The Definitive Guide To Making Fries At Home

The Definitive Guide to Making Fries at Home

When you find that ideal fry, golden brown on the outside, fluffy and soft on the inside, and not a drop too much oil, never let go — it's the unicorn of the French fry world. If you wonder what really goes into turning potatoes into crunchy fries, you may be surprised to learn that the steps are a little more difficult than throwing potato sticks into hot oil, but not nearly the challenge that you might think. 

The Potato

The potato is crucial to the success of your fries. Russet potatoes, Bintje, and the less-common (in the United States, at least) Maris Piper make excellent choices for frying. Their high starch content results in a fluffy French fry. Equally important to your choice of potato varietal is its water content; too much and your fries will be soggy, too little and they will be crunchy throughout. 

The Oil

Not all oil has the same smoke point. Because French fry oil needs to be heated to 400 degrees F, oil with a high smoke point is crucial for keeping the smoke detectors at bay. Vegetable oils with a neutral flavor tend to be the best choice. Safflower, peanut, and corn oil all have smoke points of at least 440 degrees F. Canola oil has a slightly lower smoke point at 400 degrees F, but can be used as long as you closely watch the thermometer.

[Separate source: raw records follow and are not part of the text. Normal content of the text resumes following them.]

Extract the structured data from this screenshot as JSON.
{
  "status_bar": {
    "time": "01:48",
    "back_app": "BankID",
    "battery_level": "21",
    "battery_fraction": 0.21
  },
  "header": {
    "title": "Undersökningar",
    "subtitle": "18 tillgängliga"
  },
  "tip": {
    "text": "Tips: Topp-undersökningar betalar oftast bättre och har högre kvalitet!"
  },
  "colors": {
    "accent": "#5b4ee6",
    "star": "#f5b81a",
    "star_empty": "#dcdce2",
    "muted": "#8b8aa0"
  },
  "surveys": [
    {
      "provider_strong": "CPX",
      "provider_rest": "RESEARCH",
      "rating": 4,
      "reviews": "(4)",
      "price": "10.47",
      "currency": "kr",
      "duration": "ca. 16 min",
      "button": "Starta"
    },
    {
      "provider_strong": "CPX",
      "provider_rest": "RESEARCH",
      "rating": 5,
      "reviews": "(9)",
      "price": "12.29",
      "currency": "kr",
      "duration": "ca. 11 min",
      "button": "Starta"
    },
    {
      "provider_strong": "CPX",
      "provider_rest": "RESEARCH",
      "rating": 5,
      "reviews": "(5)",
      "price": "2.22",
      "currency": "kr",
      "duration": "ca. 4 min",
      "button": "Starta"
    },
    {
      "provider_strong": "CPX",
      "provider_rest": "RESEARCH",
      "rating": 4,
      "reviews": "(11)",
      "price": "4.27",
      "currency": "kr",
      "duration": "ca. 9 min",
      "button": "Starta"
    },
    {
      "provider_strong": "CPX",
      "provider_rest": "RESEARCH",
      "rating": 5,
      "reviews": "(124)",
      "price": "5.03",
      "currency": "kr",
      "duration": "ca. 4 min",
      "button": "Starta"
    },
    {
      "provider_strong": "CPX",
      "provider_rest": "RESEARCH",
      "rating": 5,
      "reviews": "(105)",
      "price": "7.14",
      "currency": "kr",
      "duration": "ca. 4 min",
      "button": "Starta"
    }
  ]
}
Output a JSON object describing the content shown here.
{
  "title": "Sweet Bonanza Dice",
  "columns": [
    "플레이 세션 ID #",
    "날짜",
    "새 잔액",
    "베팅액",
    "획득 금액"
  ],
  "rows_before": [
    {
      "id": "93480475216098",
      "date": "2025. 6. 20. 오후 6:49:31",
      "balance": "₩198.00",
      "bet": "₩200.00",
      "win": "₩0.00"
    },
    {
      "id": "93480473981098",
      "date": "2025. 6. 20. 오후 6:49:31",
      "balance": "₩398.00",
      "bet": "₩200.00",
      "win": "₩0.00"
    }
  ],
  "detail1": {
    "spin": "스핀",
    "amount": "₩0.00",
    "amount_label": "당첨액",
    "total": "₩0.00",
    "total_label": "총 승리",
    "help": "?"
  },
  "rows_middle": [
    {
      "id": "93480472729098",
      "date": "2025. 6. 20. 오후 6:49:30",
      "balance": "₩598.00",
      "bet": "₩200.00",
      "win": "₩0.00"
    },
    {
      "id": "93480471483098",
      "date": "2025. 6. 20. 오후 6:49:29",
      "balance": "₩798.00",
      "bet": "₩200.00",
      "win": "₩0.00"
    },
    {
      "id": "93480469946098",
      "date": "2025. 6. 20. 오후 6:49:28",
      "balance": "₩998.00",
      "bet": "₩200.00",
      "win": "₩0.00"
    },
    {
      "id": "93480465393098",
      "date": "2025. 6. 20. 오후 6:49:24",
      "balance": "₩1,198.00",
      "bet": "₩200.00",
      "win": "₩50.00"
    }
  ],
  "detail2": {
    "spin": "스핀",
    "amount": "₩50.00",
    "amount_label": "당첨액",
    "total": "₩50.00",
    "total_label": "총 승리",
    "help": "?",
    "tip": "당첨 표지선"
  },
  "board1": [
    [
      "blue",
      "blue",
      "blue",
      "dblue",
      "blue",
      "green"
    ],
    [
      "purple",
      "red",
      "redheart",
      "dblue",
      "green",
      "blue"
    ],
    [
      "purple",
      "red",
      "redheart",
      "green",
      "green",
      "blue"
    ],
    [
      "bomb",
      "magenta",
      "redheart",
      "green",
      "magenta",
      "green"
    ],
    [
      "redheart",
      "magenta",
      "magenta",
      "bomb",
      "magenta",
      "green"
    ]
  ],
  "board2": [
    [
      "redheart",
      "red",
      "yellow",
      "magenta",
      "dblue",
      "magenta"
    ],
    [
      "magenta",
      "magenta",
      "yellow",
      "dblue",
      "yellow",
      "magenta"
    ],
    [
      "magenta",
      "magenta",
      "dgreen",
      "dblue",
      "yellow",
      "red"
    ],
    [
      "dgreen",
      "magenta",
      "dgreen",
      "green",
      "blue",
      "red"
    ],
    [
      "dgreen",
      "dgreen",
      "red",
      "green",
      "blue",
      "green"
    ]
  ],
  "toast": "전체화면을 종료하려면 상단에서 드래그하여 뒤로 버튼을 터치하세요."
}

Be sure to have all your tools set up and ready to go when you prep the fries. Once you start frying, things can move quickly, so you don't want to be fumbling around looking for that spider strainer while your potatoes go from golden brown to black. What you will need: a sharp knife, a potato peeler, a cutting board, a medium to medium-large heavy pan with at least three-inch sides, a thermometer, a spider strainer, and a plate with paper towels.

Peeling and Cutting the Potatoes

Wash and peel the potatoes. Then, square the potato, cutting off the rounded edges with a sharp knife. Next, cut the potato into quarter-inch-thick slices. Then, cut those slices into even quarter-inch batons (sticks). It is important that the potatoes are even in size so that they cook evenly.


Par-frying ensures that the potato is soft and fluffy on the inside. Frying French fries is a two-step process, first cooking the potato until tender, then frying until crisp and golden. Using the thermometer, heat the oil in the pan until it reaches 300 degrees F. Maintain this temperature and add the fries to the pan in batches, being sure not to overcrowd. Have a plate with paper towels waiting. Cook the potatoes until they are softened, about 5 minutes. There should be no color on the potatoes at this point. Pull the fries out of the pan with the spider strainer and let drain on the paper towels, while you heat the oil to a higher temperature for frying.


Once you have par-fried all of the potatoes, heat the oil in the pan to 400 degrees F. Keep the oil at a temperature between 375 and 400 degrees F throughout the frying process. Again, add the fries in batches to not overcrowd. Cook the fries until they are golden brown on the outside, about 1 to 2 minutes. Then, remove the fries with the spider strainer and drain on a plate lined with fresh paper towels. 


Immediately after pulling the fries out of the fryer, season with salt. If you wish to make herb fries, this would be the time to toss them with your fresh herb blend. Seasoning while the fries are still hot ensures that the salt sticks to the French fries.


Serve alongside your favorite sauce. Try a garlic aïoli, a special fry sauce, like this Spicy French Fry Dipping Sauce recipe, or homemade ketchup to add to the already incredible fry flavor.


What to do with the dry oil can pose the biggest problem when frying at home. Pouring oil down the drain will clog pipes and cause trouble, so to dispose of the oil, allow to cool, then transfer from the pan to a container. We recommend a plastic milk jug or metal coffee to avoid making a big mess when throwing the oil away.